Job growth slows as unemployment hits 8-year low
By Lucia Mutikani
WASHINGTON – U.S. employment gains slowed more than expected in January as the boost to hiring from unseasonably mild weather faded, but surging wages and an unemployment rate at an eight-year low suggested the labor market recovery remains firm.
Nonfarm payrolls increased by 151,000 jobs last month and the unemployment rate slipped to 4.9 percent, the lowest since February 2008, the Labor Department said on Friday.
Data for November and December was revised to show 2,000 fewer jobs created than previously reported. Economists polled by Reuters had forecast employment increasing by 190,000 in January and the jobless rate steady at 5 percent.
Also taking the sting from the softer payrolls number, employers increased hours for workers. Manufacturing, which has been undermined by a strong dollar and weak global demand, added the most jobs since August 2013.
“That … serves as a caution to markets that it is too early to take a Federal Reserve March hike completely off the table,” said Mohamed el-Erian, chief economic advisor at Allianz in Newport Beach, California.
The dollar rose against a basket of currencies on the data as traders saw more rate hikes this year. Prices for U.S. Treasury debt fell and U.S. stock futures extended losses.
Tightening financial market conditions had undercut the case for a Fed interest rate hike next month. The U.S. central bank raised its short-term interest rate in December for the first time in nearly a decade.
Federal Reserve Chair Janet Yellen has said the economy needs to create just under 100,000 jobs a month to keep up with growth in the working age population.
The sharp step-down in job gains from the fourth quarter’s brisk clip largely reflected payback after the warmest temperatures in years bolstered hiring in weather-sensitive sectors like construction. January employment also lost the lift from the hiring of couriers and messengers, which was buoyed in November and December by strong online holiday sales.
Coming in the wake of an abrupt slowdown in economic growth in the fourth quarter and a sharp stock market sell-off, the fairly upbeat details of the closely watched employment report could ease concerns about the economic outlook.
The economy grew at a 0.7 percent annual rate in the fourth quarter, restrained by headwinds that included the strong dollar and efforts by businesses to sell off inventory.
Even with slower job growth, wages rebounded sharply after holding steady in December. Average hourly earnings increased 12 cents or 0.5 percent. That left the year-on-year gain in earnings at 2.5 percent as the unusually strong wage gains seen in January 2014 dropped out of the picture.
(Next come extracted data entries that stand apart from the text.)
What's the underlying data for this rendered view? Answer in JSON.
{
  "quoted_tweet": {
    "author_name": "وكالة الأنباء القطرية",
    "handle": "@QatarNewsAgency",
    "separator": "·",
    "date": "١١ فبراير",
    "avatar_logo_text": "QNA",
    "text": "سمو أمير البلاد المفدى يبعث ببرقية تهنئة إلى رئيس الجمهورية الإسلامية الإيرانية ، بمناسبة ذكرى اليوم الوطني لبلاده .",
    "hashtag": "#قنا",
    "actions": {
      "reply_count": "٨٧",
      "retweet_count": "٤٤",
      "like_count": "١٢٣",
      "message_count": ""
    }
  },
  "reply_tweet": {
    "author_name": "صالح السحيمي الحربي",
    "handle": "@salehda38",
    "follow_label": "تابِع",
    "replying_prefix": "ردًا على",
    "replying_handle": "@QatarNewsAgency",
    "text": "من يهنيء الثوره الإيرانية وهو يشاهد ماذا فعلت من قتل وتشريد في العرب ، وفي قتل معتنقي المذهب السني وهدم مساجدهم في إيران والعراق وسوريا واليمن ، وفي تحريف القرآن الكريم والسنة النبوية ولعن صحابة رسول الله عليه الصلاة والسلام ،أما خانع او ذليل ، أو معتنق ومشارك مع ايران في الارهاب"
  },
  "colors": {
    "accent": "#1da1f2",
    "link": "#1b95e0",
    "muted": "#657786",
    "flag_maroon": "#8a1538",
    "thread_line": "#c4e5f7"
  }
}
But with the jobless rate in a range most economists associate with full employment, wage growth is expected to pick-up this year.
With its January employment report, the government published its annual “benchmark” revisions and updated the formulas it uses to smooth the data for regular seasonal fluctuations. It also incorporated new population estimates.
The government said the level of employment in March of last year was 206,000 lower on a seasonally adjusted basis than it had reported. The shift in population controls means figures on the labor force or number of employed or unemployed in January are not directly comparable to December.
The labor force participation rate, or the share of working-age Americans who are employed or at least looking for a job was at 62.7 percent, near four-decade lows.
Low participation could crimp job growth as the supply of labor shrinks, unless a significant rise in wages lures more people back into the labor force.
In January, all the employment gains were in the private sector, which added 158,000 jobs. The services sector dominated the payrolls increase last month, with 118,000 jobs created.
Mining lost 7,000 more jobs, while the embattled manufacturing sector surprisingly added 29,000 positions.
Mining payrolls have decreased by 146,000 since peaking in September 2014. About three-fourths of the job losses over this period have been in support activities for mining.
Further losses are likely after a report on Thursday showed energy firms in January announced plans to lay off 20,246 workers. Oil prices have plunged about 70 percent in the last 18 months, forcing firms like oilfield services provider Schlumberger <SLB.N> to slash their workforces.
Construction payrolls rose 18,000, cooling off after hefty gains in the fourth quarter. Courier services jobs fell 14,400. Retail employment added a strong 57,700 jobs after shedding 800 positions in December. But hiring could slow in the months ahead after a number of retailers, including Walmart and Macy’s announced dozens of store closures.
Temporary help services jobs fell 25,200 last month and government payrolls fell 7,000.